(a) The binomial expansion of \((a-x)^6\) is given by:

\((a-x)^6 = a^6 - 6a^5x + 15a^4x^2 - 20a^3x^3 + \ldots\)

Thus, the first four terms are \(a^6 - 6a^5x + 15a^4x^2 - 20a^3x^3\).

(b) Consider the expansion of \(\left(1 + \frac{2}{ax}\right)(a-x)^6\).

The term in \(x^2\) arises from:

\(\left(1 + \frac{2}{ax}\right)(15a^4x^2 - 40a^3x^3 + \ldots)\)

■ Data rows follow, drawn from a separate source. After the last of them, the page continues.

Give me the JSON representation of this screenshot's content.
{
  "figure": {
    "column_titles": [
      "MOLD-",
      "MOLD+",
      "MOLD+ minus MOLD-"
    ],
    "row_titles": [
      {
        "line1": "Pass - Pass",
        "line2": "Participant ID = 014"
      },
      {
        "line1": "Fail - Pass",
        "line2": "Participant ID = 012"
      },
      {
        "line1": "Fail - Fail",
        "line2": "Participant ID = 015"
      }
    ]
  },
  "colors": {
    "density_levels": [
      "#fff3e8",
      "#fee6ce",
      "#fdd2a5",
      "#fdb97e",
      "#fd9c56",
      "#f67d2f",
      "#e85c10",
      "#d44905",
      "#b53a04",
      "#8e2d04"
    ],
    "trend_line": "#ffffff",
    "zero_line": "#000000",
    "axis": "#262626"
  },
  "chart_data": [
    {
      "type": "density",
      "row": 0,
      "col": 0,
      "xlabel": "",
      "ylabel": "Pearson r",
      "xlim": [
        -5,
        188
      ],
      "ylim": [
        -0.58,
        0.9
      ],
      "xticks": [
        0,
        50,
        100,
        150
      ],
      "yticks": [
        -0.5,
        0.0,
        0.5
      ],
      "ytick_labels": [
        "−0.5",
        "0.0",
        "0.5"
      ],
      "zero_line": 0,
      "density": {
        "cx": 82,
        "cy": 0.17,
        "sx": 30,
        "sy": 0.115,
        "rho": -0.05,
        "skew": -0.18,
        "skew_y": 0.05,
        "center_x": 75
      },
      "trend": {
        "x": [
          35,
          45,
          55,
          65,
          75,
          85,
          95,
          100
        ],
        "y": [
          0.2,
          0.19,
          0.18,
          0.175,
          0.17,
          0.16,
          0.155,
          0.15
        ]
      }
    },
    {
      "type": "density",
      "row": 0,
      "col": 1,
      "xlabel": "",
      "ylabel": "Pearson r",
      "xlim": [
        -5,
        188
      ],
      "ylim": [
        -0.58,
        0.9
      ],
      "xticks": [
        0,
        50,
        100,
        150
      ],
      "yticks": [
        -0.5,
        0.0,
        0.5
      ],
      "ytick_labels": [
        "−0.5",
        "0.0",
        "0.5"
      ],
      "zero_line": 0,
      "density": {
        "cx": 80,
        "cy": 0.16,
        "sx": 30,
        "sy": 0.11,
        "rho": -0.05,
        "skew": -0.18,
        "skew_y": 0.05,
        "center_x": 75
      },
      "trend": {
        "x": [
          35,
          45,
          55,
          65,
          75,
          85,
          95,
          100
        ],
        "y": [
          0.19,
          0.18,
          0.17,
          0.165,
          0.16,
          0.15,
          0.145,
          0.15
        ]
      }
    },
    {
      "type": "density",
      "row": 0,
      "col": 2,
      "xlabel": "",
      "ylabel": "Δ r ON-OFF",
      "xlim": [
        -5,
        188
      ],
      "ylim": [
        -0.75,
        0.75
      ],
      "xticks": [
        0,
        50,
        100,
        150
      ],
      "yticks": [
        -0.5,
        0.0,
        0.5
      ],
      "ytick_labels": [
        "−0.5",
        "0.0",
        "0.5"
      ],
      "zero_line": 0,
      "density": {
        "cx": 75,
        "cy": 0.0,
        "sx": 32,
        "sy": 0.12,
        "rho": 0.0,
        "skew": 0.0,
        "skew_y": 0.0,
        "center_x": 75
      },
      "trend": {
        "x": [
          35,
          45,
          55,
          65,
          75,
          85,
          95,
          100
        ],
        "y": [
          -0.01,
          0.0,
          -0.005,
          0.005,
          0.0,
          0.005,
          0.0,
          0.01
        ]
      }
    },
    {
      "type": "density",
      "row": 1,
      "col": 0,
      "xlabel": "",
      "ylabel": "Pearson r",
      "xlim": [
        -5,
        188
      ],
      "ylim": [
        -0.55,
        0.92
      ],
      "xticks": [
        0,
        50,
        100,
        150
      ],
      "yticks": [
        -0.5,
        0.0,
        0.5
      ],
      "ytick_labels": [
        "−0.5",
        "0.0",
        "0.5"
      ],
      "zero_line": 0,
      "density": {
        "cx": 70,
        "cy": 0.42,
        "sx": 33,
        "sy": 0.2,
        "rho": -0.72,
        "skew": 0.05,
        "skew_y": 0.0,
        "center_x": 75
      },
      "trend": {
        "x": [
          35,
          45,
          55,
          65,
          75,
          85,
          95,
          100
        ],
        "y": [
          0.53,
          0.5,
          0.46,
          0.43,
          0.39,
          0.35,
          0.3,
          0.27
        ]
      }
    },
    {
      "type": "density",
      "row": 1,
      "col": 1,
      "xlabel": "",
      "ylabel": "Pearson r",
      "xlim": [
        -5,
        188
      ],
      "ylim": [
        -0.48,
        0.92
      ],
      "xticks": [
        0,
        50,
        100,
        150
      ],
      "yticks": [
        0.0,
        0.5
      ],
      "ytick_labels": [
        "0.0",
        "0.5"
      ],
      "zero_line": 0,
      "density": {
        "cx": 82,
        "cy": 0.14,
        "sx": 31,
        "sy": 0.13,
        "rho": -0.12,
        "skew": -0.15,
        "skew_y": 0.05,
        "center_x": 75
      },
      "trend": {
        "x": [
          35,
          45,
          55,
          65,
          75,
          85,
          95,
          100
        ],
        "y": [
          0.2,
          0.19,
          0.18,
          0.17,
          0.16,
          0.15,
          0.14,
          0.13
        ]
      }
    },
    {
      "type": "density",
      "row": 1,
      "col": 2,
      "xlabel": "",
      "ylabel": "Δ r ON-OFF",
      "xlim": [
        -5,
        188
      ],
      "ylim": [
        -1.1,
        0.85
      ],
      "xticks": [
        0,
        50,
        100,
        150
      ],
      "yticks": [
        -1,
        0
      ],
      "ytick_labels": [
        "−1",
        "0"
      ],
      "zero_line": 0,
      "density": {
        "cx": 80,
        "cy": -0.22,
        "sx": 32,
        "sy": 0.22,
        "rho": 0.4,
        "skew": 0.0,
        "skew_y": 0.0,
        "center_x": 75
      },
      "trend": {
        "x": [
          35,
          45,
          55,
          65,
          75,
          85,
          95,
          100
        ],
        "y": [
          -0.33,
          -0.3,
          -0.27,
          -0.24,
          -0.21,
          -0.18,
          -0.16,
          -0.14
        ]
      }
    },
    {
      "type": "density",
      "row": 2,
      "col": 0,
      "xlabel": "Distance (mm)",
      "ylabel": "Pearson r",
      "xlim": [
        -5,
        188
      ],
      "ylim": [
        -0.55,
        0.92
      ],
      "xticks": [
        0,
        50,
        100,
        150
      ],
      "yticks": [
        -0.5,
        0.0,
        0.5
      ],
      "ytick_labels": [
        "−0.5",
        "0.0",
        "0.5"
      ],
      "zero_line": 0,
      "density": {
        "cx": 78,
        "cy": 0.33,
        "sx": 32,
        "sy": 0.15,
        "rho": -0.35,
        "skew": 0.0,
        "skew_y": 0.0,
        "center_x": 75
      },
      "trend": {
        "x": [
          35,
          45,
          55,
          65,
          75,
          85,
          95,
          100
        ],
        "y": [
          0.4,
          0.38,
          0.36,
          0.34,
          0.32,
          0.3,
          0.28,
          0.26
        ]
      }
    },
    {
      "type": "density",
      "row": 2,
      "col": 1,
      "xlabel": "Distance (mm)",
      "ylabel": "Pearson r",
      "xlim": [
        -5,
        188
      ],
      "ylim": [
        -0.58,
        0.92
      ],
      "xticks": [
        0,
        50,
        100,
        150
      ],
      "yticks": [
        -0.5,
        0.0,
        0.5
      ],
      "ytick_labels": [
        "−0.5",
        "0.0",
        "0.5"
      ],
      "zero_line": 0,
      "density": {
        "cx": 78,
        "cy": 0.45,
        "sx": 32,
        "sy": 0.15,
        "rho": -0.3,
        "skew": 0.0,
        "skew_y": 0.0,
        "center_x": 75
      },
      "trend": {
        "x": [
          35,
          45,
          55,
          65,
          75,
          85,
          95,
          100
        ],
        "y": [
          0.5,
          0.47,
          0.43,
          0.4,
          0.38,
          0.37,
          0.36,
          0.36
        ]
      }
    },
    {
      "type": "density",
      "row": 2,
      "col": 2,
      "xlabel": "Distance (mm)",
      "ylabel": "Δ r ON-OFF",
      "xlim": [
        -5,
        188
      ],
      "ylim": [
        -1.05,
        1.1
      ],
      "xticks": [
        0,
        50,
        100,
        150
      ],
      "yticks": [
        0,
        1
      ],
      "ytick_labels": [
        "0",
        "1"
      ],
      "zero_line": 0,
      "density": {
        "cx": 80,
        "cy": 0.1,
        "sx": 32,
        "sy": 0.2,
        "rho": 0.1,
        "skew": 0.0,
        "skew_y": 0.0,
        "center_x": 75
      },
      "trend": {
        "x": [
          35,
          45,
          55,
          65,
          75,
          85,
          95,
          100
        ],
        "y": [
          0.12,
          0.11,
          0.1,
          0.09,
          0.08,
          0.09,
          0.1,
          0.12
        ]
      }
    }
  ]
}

The coefficient of \(x^2\) is \(15a^4 - 40a^2\).

Given that this coefficient is \(-20\), we have:

\(15a^4 - 40a^2 = -20\)

Rearranging gives:

\(15a^4 - 40a^2 + 20 = 0\)

Factorizing gives:

\((5a^2 - 10)(3a^2 - 2) = 0\)

Solving these equations gives:

\(a^2 = 2\) or \(a^2 = \frac{2}{3}\)

Thus, \(a = \pm \sqrt{2}\) or \(a = \pm \frac{\sqrt{2}}{3}\).